The Reserve Bank board is committed to doing what is necessary to ensure inflation returns to the two to three per cent target and households should be prepared for further interest rate rises, governor Philip Lowe has warned.
But he talked down the possibility of a recession, saying they did not see one “on the horizon” and that the fundamentals of the economy were strong.
“But if the last two years has taught us anything, you can’t rule anything out.”
“Fundamentally, we are strong and the position of the household sector is strong and firms want to hire people at record rates.
“It doesn’t feel like the precursor to a recession, and interest rates, while they have gone up, they are still low. The cash rate is still less than 1% at a time when unemployment rate is at a 50-year low.”
He said while rising inflation had been driven by global events, increasingly domestic factors in Australia were coming into play.
“Following the strong recovery from the pandemic, growth in domestic spending is now testing the ability of the economy to meet the demand for goods and services,” Dr Lowe told a forum in Sydney on Tuesday.
“This is particularly evident in the labour market, with many firms reporting that the availability of labour is a significant constraint on their ability to operate and/or expand.”
Petrol prices have also risen further due to global developments and the outlooks for retail electricity and gas prices have been revised higher due to pressures on capacity in that sector.
The RBA raised its inflation forecast to a peak of around 7% in the December quarter, having earlier predicted a top of 6%.
“High inflation damages the economy, reduces the purchasing power of people’s incomes and devalues people’s savings,” Lowe told the American Chamber of Commerce in Australia event.
“It is also regressive, hurting most those who are least well equipped to protect themselves.”
As such, it is important the RBA charts a way back to the two to three per cent inflation target, although Lowe concedes this can’t be done immediately.

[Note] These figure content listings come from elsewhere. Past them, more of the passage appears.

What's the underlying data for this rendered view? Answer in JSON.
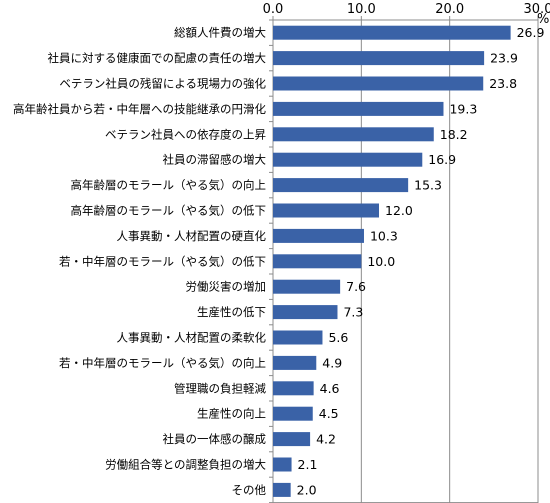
{
  "chart_data": {
    "type": "bar",
    "orientation": "horizontal",
    "unit": "%",
    "xlim": [
      0,
      30
    ],
    "ticks": [
      "0.0",
      "10.0",
      "20.0",
      "30.0"
    ],
    "grid": true,
    "bar_color": "#3a62a7",
    "categories": [
      "総額人件費の増大",
      "社員に対する健康面での配慮の責任の増大",
      "ベテラン社員の残留による現場力の強化",
      "高年齢社員から若・中年層への技能継承の円滑化",
      "ベテラン社員への依存度の上昇",
      "社員の滞留感の増大",
      "高年齢層のモラール（やる気）の向上",
      "高年齢層のモラール（やる気）の低下",
      "人事異動・人材配置の硬直化",
      "若・中年層のモラール（やる気）の低下",
      "労働災害の増加",
      "生産性の低下",
      "人事異動・人材配置の柔軟化",
      "若・中年層のモラール（やる気）の向上",
      "管理職の負担軽減",
      "生産性の向上",
      "社員の一体感の醸成",
      "労働組合等との調整負担の増大",
      "その他"
    ],
    "values": [
      26.9,
      23.9,
      23.8,
      19.3,
      18.2,
      16.9,
      15.3,
      12.0,
      10.3,
      10.0,
      7.6,
      7.3,
      5.6,
      4.9,
      4.6,
      4.5,
      4.2,
      2.1,
      2.0
    ],
    "value_labels": [
      "26.9",
      "23.9",
      "23.8",
      "19.3",
      "18.2",
      "16.9",
      "15.3",
      "12.0",
      "10.3",
      "10.0",
      "7.6",
      "7.3",
      "5.6",
      "4.9",
      "4.6",
      "4.5",
      "4.2",
      "2.1",
      "2.0"
    ]
  }
}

“Australians should be prepared for more interest rate increases,” Lowe said.
“The level of interest rates is still very low for an economy with low unemployment and that is experiencing high inflation.”
The RBA board has raised the cash rate at its past two monthly meetings by a total of 75 basis points. The second rise, a 50 basis point increase, was the largest since February 2000.
“We decided to make a bigger, 50 basis points, adjustment on the basis of the additional information suggesting a further upward revision to an already high inflation forecast,” Lowe said.
“The board also gave consideration to the fact that the level of interest rates was still very low.”
Economists are predicting another 50 basis point rise in July, which would take the cash rate to 1.35%.
“I want to emphasise though that we are not on a preset path,” the governor said.
“How fast we increase interest rates, and how far we need to go, will be guided by the incoming data and the board’s assessment of the outlook for inflation and the labour market.”